A completely rewritten debugger debug.gem is bundled. debug.gem has the following features:
Improve the debugging performance (it does not slow down the application even with the debugger)
Support remote debugging
Support rich debugging frontend (VSCode and Chrome browser are supported now)
Support multi-process/multi-thread debugging
Colorful REPL
And other useful features like recod & replay feature, tracing feature and so on.
Ruby had bundled lib/debug.rb, but it was not well maintained and it had issues about performance and features. debug.gem replaced lib/debug.rb completely.
error_highlight: Fine-grained error location in backtrace
A built-in gem, error_highlight, has been introduced. It includes fine-grained error location in backtrace:
$ ruby test.rb
test.rb:1:in `<main>': undefined method `time' for 1:Integer (NoMethodError)
1.time {}
^^^^^
Did you mean? times
Currently, only NameError is supported.
This gem is enabled by default. You can disable it by using a command-line option --disable-error_highlight. See the repository in detail.
IRB Autocomplete and Document Display
The IRB now has an autocomplete feature, where you can just type in the code, and the completion candidates dialog will appear. You can use Tab and Shift+Tab to move up and down.

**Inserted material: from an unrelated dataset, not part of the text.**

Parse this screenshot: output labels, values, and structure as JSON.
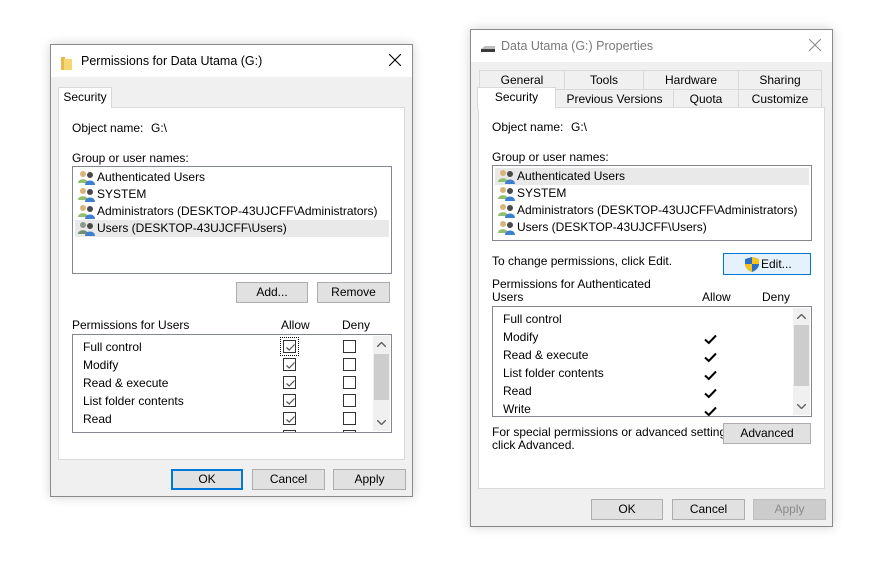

If documents are installed when you select a completion candidate, the documentation dialog will appear next to the completion candidates dialog, showing part of the content. You can read the full document by pressing Alt+d.
Other Notable New Features
Language
Values in Hash literals and keyword arguments can be omitted. [Feature #14579]
{x:, y:} is a syntax sugar of {x: x, y: y}.
foo(x:, y:) is a syntax sugar of foo(x: x, y: y).
Pin operator in pattern matching now takes an expression. [Feature #17411]
TypeProf is a static type analyzer for Ruby. It generates a prototype of RBS from non-type-annotated Ruby code. See the document for detail.
The main updates since Ruby 3.0.0 is an experimental IDE support called “TypeProf for IDE”.
The vscode extension shows a guessed (or explicitly written in a RBS file) method signature above each method definition, draws a red underline under the code that may cause a name error or type error, and completes method names (i.e., shows method candidates). See the document in detail.
Also, the release includes many bug fixes and performance improvements.
Performance improvements
MJIT
For workloads like Rails, the default --jit-max-cache is changed from 100 to 10000.
The JIT compiler no longer skips compilation of methods longer than 1000 instructions.
To support Zeitwerk of Rails, JIT-ed code is no longer cancelled
when a TracePoint for class events is enabled.
Other notable changes since 3.0
One-line pattern matching, e.g., ary => [x, y, z], is no longer experimental.
Multiple assignment evaluation order has been changed slightly. [Bug #4443]
foo[0], bar[0] = baz, qux was evaluated in order baz, qux, foo, and then bar in Ruby 3.0. In Ruby 3.1, it is evaluated in order foo, bar, baz, and then qux.
Ruby was first developed by Matz (Yukihiro Matsumoto) in 1993,
and is now developed as Open Source. It runs on multiple platforms
and is used all over the world especially for web development.